そのうち、だんだん話が終わりに近づいてきた。菜摘は焦ってきた。晃一が席を立てば菜摘が来ていることは一発でばれてしまう。できれば晃一には自分が来たことを知られたくなかった。
『そうなんです。友紀と話していたら、そんな感じになっちゃって・・・』
突然、菜摘の耳に詩織の声が聞こえた。少し高い、とても可愛らしい声だった。声だけなら中学生でも通るような子供っぽい声だ。
『良いの?こんなおじさんに相談するなんて詩織ちゃんにできる?』
晃一が問い返している。
『はい・・・・なんか、お父さんに相談するみたいな感じだから・・・・もし良ければ・・・』
『もちろん友紀ちゃんのお願いだから相談には乗るけど、あんまり力になれないかも知れないよ。聞くくらいならいくらでもするけど。それでも良いの?』
『はい、お願いします』
『おじさま、女の子がこんな子というのって、本当に勇気が要るのよ。詩織が何を言うか知らないけど、とにかくゆっくり話を聞いてあげて』
『もちろん。それは心配ないよ』
『それとおじさま、詩織は本当に迷ってるみたいなの。大変なの。だから、余計なことは考えないでね。私とは違うんだから』
『大丈夫。安心して良いよ』
『それと、おじさまとどんな話をしたのかは詩織から聞くからね。その方がおじさまにフォローもできると思うの』
『そうだね、俺からもお願いするよ。詩織ちゃん?だっけ?それで良い?』
『はい・・・』
菜摘はその声を聞くと、スッと席を立った。もう用は済んだ。これ以上聞いていても仕方が無いし、また余計な心配をするだけだ。

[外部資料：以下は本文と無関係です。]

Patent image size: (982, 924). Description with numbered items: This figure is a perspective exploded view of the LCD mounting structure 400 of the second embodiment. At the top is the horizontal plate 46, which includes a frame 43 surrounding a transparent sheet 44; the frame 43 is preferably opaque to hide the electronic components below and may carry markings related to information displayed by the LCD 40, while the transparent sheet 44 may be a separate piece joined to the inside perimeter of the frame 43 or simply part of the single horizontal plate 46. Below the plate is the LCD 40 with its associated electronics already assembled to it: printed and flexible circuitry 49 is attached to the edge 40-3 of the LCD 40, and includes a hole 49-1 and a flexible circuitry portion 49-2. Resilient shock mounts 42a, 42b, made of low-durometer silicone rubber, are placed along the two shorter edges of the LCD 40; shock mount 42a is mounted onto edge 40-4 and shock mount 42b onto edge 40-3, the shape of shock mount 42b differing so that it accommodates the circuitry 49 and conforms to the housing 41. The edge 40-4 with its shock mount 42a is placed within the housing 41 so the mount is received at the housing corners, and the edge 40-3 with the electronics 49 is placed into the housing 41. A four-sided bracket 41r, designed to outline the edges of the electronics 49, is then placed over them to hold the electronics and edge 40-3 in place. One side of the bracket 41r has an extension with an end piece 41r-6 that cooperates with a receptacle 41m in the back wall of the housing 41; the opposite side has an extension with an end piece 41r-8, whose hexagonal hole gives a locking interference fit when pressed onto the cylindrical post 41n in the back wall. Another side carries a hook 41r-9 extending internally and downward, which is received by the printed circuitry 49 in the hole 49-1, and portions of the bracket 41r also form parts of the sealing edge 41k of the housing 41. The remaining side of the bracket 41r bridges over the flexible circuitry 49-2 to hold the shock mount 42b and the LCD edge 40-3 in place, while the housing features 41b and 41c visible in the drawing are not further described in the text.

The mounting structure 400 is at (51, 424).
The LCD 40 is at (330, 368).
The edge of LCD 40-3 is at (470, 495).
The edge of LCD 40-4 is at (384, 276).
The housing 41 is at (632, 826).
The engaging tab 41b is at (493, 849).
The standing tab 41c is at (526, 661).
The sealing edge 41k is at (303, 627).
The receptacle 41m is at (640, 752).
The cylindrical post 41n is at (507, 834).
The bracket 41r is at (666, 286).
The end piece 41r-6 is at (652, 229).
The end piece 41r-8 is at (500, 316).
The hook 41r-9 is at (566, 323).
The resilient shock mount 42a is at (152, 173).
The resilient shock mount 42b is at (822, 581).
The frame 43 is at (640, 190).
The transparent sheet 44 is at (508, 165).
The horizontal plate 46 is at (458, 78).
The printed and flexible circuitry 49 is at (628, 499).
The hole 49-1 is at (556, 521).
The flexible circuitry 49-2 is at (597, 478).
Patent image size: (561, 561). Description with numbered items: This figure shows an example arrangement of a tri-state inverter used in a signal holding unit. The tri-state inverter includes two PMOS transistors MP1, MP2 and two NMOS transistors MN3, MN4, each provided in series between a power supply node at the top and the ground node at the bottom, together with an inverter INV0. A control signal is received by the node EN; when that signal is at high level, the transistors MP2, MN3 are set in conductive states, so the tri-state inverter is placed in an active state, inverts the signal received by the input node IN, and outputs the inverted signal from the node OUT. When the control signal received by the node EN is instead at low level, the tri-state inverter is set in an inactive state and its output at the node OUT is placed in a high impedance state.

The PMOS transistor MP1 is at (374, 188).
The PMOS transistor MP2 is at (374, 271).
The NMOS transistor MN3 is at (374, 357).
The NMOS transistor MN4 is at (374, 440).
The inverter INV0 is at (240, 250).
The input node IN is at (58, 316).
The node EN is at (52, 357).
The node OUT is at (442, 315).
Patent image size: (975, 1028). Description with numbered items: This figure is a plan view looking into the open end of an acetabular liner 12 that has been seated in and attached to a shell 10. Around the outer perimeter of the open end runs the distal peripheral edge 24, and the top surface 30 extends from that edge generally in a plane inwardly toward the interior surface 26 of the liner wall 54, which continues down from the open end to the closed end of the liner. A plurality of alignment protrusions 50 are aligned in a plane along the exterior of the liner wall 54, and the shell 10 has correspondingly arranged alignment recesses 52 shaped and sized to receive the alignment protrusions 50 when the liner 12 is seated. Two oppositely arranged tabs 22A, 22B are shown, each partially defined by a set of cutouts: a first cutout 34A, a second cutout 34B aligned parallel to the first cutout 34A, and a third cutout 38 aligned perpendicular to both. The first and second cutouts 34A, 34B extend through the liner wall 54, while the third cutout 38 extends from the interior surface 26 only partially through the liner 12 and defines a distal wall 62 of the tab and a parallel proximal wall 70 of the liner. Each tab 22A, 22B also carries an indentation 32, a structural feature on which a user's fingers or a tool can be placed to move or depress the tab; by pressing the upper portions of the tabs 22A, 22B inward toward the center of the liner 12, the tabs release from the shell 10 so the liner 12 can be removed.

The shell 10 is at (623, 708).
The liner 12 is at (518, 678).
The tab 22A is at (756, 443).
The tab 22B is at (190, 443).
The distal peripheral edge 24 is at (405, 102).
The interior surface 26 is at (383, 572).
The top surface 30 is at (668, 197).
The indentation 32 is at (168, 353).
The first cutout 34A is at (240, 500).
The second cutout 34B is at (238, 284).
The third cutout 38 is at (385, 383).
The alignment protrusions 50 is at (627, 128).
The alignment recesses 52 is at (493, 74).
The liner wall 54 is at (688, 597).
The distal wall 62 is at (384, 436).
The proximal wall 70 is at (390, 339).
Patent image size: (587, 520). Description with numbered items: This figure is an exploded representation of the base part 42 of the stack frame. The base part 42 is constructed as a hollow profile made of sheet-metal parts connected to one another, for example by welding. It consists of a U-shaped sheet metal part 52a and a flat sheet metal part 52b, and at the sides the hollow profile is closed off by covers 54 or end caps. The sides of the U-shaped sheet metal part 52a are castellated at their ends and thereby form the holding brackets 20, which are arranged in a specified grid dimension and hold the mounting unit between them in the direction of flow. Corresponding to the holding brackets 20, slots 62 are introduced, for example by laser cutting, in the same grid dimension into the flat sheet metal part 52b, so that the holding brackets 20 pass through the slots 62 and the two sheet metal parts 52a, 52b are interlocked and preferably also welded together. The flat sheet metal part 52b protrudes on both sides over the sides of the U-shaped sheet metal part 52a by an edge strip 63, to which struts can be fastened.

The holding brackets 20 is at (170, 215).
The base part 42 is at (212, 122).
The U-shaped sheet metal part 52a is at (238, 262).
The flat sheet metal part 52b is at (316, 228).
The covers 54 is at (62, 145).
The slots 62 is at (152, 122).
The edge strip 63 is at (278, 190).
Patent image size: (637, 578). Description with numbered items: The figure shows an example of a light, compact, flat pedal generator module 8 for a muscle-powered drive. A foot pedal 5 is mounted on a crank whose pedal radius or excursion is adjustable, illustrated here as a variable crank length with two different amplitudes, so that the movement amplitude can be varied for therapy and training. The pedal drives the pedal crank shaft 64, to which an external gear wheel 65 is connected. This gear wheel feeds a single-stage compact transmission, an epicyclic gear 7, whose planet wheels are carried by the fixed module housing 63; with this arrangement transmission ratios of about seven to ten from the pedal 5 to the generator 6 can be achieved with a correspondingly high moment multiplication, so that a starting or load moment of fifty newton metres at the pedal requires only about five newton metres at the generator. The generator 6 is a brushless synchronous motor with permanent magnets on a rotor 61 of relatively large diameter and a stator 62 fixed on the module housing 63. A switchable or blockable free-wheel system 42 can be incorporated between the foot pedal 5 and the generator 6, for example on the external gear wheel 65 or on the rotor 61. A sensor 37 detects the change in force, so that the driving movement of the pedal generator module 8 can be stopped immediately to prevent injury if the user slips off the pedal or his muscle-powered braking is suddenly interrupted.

店を出た菜摘は、後は友紀の言葉を信じて見るしか無いと思った。ただ、詩織という子が友紀の言うような子だとしたら、晃一にとってはどうなのだろう?それが気になった。
その日の夜、菜摘に晃一からメールが来た。
『菜摘ちゃん、お店に来ていたみたいだから知ってると思うけど、今日友紀ちゃんに紹介されて詩織ちゃんという子に会ってきました。彼と別れたいから相談に乗って欲しいって。そう言われても困るけど、友紀ちゃんの頼みだし、菜摘ちゃんも分かってるって言うからできるだけのことはします。でも、なんか知らない人には近づきたくないって雰囲気の強い子だからどうなるかは分からないけどね。取り敢えず、土曜日に会ってゆっくり話を聞いてきます』
菜摘は少し驚いた。どうして自分がいたことが分かったのだろうと思った。そして少し考えて、カウンターでコーヒーとシュークリームを注文した声を晃一が聞き取ったのだろうと結論づけた。嫌な感じはしなかった。晃一のメールでは、菜摘が来ていた、と内容的にはほぼ断定している。どちらかと言えば、そんな僅かな情報で自分の存在を感じ取ってくれた晃一が嬉しかった。そして、さんざん書いては消しを繰り返してから返事を返した。